隨即,沒頭沒腦讓蘇旭罵個狗血淋頭的柳溶月突然就急了!你嚷什么嚷?!我心里冤屈也大著呢!
柳溶月雙目通紅、喉頭含血,她脫口而出:“誰稀罕你的官位才名?你也有臉夸自己家世顯赫?六品縣官兒蔥綠兒的衣裳很好看嗎?你家過年修祠堂的銀子都不夠!你爹出門的官轎都得我花錢修!你娘屋里的明瓦都是我給補的!翠書使了我的錢還給我個好臉色呢!丹畫也說這世上沒有花錢的不是!你就不能跟我好好說句話?偶爾給我個好臉兒你能不能死?”
她這輩子頭回主動和人吵嘴,開局居然還行!
柳溶月愈戰愈勇:“你看你那滿臉刻薄的樣子!你那前程是我從你那里偷搶拐騙來的嗎?還不是老天爺‘咣當’一聲雷劈到我腦袋上的!沒準兒就是老天爺瞧你德不配位所以才不給你!你說你不曾傷天害理,你有沒有做壞事誰能知道?我從小養在深閨,我二門都沒出過!我才是清白無辜大閨女!我被你連累成這個樣子,你還有臉說我的不是?”
眼見自己居然罵得蘇旭生生后退一步,柳溶月越說越冤、越說越氣,她叉腰發飆:“今天咱倆索性就把話說明白了!我為什么說你不舉?還不是我怕你爹媽撞破你出去瞎跑罰你?誰家閨秀易裝獨行?哪個好女孩兒拋頭露面?甭管高興不高興,您現在是個婦道人家!就要知規矩、持禮法、明閨訓、守婦道!怎么人家說你不舉你就沒臉見人了?這要是傳出去柳氏長女混跡街市,我的名節還要不要?”

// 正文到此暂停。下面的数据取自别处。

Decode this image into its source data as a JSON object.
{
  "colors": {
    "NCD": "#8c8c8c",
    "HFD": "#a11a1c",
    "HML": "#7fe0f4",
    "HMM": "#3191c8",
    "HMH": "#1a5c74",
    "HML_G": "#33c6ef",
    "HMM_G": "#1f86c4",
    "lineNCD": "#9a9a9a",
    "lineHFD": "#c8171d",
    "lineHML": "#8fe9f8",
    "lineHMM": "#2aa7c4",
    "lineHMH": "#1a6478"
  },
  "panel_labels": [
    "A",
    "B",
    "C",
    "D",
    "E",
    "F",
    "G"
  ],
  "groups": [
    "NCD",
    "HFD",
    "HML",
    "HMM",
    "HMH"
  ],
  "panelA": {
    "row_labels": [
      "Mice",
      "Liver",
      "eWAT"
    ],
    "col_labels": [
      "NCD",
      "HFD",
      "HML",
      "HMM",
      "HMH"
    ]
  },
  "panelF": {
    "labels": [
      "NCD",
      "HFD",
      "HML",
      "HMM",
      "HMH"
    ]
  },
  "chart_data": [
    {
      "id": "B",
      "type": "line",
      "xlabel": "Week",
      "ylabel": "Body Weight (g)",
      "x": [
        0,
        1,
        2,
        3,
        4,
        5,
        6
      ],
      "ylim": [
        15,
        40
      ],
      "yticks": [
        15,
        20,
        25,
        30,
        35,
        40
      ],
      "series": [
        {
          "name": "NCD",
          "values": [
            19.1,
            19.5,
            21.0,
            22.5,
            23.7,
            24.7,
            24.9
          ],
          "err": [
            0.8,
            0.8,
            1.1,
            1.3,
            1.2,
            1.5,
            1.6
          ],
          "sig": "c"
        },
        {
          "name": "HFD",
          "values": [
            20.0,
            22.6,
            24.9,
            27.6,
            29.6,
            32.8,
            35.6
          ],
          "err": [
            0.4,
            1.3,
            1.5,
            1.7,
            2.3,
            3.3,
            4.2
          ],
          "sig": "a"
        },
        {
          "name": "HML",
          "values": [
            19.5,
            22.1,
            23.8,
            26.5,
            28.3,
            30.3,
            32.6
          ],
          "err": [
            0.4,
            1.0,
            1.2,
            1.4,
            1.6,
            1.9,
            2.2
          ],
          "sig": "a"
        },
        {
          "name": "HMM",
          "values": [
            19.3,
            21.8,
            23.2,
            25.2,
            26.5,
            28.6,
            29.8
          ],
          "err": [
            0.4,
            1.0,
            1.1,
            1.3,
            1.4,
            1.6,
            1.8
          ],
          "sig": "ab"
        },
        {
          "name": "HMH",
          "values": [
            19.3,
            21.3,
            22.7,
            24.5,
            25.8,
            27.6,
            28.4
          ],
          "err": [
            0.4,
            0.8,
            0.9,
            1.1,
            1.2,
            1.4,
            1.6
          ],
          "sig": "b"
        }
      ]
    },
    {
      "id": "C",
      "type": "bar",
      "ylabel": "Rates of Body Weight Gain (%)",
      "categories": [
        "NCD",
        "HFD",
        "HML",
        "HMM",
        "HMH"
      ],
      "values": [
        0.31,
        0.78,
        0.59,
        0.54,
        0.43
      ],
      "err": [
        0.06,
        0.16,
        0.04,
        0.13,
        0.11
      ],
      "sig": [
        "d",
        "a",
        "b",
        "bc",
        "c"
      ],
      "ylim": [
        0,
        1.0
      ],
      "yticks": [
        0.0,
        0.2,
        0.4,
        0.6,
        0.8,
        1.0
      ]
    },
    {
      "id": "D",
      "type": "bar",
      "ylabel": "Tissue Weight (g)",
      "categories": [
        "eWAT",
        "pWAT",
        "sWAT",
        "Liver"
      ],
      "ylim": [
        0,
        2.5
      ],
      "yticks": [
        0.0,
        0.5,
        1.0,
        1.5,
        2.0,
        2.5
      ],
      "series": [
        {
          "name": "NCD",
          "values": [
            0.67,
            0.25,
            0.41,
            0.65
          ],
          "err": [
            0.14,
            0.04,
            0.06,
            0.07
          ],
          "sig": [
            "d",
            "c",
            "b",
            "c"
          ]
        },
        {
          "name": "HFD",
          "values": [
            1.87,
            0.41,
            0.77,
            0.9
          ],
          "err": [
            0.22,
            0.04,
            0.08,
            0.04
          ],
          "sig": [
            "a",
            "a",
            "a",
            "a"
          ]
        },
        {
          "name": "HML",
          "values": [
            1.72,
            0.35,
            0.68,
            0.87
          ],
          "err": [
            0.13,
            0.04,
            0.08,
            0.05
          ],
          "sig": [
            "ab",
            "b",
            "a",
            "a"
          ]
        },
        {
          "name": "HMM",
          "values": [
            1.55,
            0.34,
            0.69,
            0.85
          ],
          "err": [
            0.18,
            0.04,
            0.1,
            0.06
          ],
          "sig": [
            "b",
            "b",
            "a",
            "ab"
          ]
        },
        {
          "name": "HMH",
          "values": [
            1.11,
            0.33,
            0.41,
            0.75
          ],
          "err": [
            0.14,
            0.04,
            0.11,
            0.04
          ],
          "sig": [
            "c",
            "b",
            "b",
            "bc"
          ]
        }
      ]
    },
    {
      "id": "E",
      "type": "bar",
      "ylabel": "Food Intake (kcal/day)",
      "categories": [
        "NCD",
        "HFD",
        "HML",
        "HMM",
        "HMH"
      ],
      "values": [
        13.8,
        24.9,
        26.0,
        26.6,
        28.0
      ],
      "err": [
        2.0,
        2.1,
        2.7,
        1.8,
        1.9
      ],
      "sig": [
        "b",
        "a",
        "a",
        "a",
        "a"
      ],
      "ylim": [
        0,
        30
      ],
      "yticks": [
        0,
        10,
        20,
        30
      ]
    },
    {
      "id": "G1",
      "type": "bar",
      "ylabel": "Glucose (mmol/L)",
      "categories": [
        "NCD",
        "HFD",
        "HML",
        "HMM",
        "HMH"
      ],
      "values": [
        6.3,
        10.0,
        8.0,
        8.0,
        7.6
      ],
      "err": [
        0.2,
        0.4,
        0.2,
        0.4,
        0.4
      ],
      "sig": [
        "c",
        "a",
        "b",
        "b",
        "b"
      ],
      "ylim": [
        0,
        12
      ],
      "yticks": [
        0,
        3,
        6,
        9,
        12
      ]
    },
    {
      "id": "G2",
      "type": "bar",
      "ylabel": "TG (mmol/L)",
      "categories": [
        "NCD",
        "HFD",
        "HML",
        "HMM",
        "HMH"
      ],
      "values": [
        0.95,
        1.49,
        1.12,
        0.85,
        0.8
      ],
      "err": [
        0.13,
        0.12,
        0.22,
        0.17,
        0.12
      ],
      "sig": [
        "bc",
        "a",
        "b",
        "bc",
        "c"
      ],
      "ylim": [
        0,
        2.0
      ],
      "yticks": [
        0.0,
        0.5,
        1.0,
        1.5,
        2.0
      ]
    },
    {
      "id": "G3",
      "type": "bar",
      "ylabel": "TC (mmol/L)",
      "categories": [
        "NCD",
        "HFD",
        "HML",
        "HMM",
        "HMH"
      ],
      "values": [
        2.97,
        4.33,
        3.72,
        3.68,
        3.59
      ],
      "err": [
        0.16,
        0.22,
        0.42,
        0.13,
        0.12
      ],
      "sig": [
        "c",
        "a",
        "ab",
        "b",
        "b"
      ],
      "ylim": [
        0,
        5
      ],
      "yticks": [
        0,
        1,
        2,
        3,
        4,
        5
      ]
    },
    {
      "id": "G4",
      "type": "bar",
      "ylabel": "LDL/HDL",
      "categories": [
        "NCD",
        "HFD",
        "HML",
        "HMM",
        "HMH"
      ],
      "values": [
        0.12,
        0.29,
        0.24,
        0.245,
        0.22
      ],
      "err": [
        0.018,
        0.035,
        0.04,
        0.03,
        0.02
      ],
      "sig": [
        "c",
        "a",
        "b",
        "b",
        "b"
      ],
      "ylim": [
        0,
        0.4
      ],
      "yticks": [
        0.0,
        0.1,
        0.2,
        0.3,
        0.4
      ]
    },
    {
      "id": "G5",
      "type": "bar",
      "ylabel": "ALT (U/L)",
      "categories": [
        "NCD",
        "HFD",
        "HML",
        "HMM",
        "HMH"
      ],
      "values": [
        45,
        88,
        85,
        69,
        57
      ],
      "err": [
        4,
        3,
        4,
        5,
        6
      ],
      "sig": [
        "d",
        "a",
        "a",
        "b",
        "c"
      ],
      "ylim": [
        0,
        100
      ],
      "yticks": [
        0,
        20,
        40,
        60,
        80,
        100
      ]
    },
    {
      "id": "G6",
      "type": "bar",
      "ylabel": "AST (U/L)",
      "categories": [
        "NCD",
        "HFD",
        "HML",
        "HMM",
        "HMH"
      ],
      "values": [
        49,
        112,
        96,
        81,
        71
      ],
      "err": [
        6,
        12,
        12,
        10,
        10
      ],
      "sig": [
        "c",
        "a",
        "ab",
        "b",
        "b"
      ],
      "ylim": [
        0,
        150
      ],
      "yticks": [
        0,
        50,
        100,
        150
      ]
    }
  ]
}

說到這兒,柳溶月都要哭了:“更別提我自己在屋里誤打誤撞地‘忙’了那么久還是白帕子一塊!要是在你爹娘面前說不出個子丑寅卯,你讓咱倆如何下臺?攤上這事兒,你就算萬幸給休回娘家,搞不好也得讓我后娘逼著遮羞自殺!蘇探花不舉好歹是病,柳小姐不貞那就要命!我苦心孤詣的誰知道啊?你還拿痰盂兒砸我!我從小到大,就沒見過這么不講理的人!我才是怎么這么倒霉啊……”
柳溶月越說越覺得自己可憐,越說越覺得自己命苦。
齊婦含冤,三年不雨;鄒衍下獄,六月飛霜!
今年氣候異常,時而冬雷震震,那就是老天爺都看不下去,為她柳大小姐生了天人感應!
柳溶月劍眉急蹙、鳳目含悲,堂堂七尺男兒“啪嘰”一聲盤腿兒坐在池塘邊兒上,她以帕捂臉、嚎啕大哭:“我都這么慘了……你還要欺負我……”
看她哭成這樣,蘇旭目瞪口呆也就罷了,小狗八斗嚇得扭頭就跑,“嗚嗚”叫著回屋搬救兵去了!
也是大少爺哭聲兒太大,也是夜半府中安靜。
很快,即有丫鬟婆子并巡夜下人舉著燈籠匆匆趕來探看。
眾人來時,只見明晃晃月亮底下,大少爺坐在地上咧著大嘴哭得跟傻柱子似的;纖纖弱質的大少奶奶手里舉著好大磚頭氣急敗壞:“我呸!你也是個男人!你給天下陽剛男兒丟盡了臉!你再哭一聲我大板兒磚拍碎了你!”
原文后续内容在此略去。